The data showed that certain groups of children, including children from lower socioeconomic status households and some ethnic groups, might not be getting enough iron, zinc, vitamin A, and vitamin D, and were also at risk of low vitamin D status.
Evidence also indicated that use of vitamin D supplements in young children was low, while the latest available data indicated variable uptake of 'healthy start' vitamins (containing vitamins A, C, and D).
The SACN report recommended that children aged 1-5 years should be given a daily supplement of 10 μg (400 IU) vitamin D and 233 μg Vitamin A – unless, contrary to recommendations, they were consuming more than 500 ml of formula milk a day.
Vegetables and Variety
Other recommendations made by the committee include:
- Children aged 1-5 years should be offered unfamiliar vegetables, as many as 8 to 10 times or more for each vegetable, to encourage them to try them
- Deliberate exclusion of peanuts or hens' eggs (and foods containing these) beyond 12 months of age may increase the risk of allergy to the same foods. Importantly, once introduced, these foods should continue to be consumed as part of the child's usual diet in order to minimise the risk of allergy developing after initial exposure
- Children aged 1-5 years should continue to be offered a wide range of foods that are good sources of iron. They do not require iron supplements unless advised by a health professional
The SACN report recommended developing and giving advice on what is the correct age-appropriate portion size in food and drink for children aged 1-5, as often snacks and meals offered to kids are too high in calories for young children.

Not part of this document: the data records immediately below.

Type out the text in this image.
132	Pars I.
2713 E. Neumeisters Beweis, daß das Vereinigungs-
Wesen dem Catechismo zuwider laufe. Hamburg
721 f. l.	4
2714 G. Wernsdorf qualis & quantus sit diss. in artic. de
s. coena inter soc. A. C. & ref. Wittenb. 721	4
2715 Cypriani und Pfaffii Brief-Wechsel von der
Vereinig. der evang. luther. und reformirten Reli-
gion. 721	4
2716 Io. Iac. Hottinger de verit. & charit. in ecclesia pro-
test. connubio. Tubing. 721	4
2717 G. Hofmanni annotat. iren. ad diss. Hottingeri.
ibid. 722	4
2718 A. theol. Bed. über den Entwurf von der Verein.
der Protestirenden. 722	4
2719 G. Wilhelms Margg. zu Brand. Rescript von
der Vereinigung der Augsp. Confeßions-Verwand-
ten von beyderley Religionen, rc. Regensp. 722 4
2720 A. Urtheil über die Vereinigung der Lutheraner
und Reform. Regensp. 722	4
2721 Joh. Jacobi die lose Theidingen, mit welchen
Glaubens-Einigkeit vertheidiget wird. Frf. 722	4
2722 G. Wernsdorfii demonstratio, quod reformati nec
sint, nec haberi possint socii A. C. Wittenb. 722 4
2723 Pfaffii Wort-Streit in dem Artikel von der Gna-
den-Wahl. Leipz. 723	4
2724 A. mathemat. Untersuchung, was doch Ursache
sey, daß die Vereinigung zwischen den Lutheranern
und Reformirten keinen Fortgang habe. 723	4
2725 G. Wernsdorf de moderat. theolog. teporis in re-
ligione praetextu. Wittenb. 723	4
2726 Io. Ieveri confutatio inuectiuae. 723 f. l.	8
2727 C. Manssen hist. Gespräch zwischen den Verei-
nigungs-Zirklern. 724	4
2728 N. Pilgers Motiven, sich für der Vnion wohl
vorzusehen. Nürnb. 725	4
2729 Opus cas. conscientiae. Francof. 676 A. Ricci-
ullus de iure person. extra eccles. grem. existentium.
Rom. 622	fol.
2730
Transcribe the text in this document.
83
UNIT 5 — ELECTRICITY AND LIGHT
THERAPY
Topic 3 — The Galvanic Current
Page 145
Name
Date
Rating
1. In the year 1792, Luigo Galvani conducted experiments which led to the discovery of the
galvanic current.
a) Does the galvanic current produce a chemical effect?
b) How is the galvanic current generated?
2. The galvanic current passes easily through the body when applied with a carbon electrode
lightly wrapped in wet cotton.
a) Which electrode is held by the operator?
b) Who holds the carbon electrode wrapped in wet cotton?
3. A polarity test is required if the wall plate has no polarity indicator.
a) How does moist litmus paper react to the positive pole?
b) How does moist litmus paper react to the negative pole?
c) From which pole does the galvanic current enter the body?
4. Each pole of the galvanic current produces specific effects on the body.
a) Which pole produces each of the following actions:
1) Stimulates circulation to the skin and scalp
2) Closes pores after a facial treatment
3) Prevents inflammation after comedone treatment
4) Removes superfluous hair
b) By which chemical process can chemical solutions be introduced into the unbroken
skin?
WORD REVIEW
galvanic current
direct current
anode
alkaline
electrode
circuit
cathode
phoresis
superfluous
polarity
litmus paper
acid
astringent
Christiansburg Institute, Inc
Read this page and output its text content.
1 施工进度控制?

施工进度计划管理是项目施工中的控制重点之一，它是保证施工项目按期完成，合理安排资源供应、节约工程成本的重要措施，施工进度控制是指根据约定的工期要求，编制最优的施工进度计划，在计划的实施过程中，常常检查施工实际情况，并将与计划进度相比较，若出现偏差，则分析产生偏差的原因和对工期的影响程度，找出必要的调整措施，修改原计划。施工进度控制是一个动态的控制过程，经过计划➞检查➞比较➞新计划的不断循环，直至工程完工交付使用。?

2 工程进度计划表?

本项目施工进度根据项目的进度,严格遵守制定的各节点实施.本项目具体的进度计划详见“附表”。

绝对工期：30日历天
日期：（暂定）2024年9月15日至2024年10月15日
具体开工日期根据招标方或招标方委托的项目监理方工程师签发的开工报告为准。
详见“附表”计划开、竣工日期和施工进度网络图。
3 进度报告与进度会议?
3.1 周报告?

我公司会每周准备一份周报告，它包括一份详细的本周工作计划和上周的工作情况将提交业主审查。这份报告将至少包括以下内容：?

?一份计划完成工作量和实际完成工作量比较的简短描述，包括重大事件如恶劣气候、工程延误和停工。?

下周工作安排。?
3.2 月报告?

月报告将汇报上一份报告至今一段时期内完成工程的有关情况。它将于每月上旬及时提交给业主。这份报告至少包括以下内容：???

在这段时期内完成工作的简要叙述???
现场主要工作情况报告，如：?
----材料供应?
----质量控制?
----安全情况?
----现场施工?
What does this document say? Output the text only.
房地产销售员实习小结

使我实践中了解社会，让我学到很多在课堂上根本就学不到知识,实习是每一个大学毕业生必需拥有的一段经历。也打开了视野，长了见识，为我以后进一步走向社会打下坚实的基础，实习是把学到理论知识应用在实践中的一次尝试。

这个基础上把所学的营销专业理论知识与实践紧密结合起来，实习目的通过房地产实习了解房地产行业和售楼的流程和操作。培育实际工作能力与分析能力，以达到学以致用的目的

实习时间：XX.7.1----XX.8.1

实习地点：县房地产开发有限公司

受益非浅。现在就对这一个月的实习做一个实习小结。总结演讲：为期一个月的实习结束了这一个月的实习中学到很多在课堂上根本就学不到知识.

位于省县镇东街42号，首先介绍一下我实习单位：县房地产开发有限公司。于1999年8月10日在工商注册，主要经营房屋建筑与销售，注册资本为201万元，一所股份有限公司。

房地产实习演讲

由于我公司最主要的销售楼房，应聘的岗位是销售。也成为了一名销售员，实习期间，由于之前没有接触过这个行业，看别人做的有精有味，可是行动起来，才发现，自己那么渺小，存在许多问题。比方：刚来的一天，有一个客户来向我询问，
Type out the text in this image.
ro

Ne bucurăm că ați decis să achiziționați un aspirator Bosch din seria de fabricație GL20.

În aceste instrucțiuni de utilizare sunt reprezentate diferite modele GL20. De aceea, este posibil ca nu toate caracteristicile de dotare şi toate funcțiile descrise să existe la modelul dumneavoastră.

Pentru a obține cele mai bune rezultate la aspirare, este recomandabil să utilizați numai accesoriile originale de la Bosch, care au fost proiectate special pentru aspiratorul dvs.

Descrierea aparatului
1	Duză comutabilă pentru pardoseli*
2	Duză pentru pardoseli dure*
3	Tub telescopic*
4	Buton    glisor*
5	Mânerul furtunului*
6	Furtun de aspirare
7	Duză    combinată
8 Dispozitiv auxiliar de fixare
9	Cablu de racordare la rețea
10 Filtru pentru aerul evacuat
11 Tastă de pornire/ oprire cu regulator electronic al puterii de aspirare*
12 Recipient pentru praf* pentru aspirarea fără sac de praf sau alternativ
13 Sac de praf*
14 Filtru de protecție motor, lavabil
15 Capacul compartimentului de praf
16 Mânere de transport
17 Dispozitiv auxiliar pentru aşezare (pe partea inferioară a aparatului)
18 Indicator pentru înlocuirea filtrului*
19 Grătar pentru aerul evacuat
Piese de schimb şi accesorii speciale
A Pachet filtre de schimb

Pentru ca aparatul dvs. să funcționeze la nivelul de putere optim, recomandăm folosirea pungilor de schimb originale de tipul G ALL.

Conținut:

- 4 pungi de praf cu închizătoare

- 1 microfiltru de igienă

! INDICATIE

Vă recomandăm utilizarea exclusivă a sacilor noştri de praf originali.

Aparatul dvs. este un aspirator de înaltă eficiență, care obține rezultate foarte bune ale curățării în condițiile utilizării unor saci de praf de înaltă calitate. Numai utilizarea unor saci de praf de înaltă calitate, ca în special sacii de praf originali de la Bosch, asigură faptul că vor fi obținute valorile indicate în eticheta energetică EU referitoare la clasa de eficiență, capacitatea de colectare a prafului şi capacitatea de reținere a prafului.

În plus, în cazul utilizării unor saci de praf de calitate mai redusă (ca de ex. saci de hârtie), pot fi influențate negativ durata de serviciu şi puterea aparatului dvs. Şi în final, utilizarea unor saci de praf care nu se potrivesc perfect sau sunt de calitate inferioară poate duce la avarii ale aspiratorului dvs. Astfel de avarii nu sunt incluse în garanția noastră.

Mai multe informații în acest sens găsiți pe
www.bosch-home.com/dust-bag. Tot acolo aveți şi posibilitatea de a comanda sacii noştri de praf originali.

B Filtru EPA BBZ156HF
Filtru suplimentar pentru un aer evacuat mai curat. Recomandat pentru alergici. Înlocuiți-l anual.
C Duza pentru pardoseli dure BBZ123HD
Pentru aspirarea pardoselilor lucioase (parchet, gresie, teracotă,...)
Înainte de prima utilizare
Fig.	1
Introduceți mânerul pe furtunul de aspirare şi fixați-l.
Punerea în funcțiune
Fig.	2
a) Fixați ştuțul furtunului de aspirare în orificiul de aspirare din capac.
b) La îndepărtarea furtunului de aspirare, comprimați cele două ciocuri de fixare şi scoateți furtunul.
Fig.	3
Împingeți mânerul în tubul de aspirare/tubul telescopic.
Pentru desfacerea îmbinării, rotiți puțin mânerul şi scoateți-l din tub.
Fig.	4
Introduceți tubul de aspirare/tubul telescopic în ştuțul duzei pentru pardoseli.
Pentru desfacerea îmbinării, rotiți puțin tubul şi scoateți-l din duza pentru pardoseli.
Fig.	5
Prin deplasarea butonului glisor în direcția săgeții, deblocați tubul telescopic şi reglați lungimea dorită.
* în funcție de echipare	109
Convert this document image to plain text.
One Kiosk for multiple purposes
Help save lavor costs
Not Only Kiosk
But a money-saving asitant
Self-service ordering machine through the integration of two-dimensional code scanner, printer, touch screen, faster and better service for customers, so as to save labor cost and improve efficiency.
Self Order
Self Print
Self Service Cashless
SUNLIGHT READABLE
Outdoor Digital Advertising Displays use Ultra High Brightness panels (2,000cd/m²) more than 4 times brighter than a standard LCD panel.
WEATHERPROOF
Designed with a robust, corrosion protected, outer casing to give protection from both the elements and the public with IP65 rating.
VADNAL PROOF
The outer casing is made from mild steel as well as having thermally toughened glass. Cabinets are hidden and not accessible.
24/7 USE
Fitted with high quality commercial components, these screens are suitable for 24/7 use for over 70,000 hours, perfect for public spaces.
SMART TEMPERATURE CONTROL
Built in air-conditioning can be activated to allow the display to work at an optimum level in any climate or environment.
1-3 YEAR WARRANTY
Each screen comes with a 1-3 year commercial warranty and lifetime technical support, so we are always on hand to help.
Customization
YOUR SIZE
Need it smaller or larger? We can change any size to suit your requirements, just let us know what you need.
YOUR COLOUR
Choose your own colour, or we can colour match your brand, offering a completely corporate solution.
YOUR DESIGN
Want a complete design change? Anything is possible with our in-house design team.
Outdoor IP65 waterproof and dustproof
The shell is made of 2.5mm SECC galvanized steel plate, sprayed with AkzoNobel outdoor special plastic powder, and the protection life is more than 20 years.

It also suggested strategies to support parents or caregivers of children who follow vegetarian, vegan, and plant-based diets to make sure the nutritional requirements (including for iron, iodine, calcium, and vitamin B12) of their children are met.
'Important' and 'Timely' Report
Commenting on the report, Dr Ada Garcia, a senior lecturer in public health nutrition at University of Glasgow, told the Science Media Centre it was "quite an important report that is welcomed and timely".
"There a couple of aspects I want to remark on. One is the quality of available evidence, which is deemed mostly moderate or adequate, – this is largely due to the difficulty of conducting good quality studies like randomised controlled trials in children. There is also the issue of outdated population-based data on dietary intake. For example, existing data for young children (12-18 months) from DNSYC [Diet and Nutrition Survey of Infants and Young Children] dates back to 2011. The food environment has shifted greatly in the past years, in particular for higher availability of foods targeted to young children which are in a large proportion not nutrient dense or are high in sugars."
Professor Carmel Houston-Price, professor of language and cognitive development and head of the School of Psychology and Clinical Language Sciences at University of Reading, also pointed out that research published at the same time as the report has altered understand of child nutrition.
"This evidence-based and balanced report provides some useful pointers to help parents develop healthy eating habits with their children. This includes highlighting the importance of repeatedly offering pre-school children the foods we want them to eat," Prof Houston-Prince told the Science Media Centre.
"Research has established that repeated taste exposure is a particularly effective way to introduce vegetables into young children’s diets. However, parents can find it hard to keep offering food to their child when they don't seem to like it, especially when the food they reject ends up on the floor or in the bin," she said, adding "there is now a substantial body of research showing that familiarity with vegetables outside of mealtimes can make children more amenable to tasting them at mealtimes."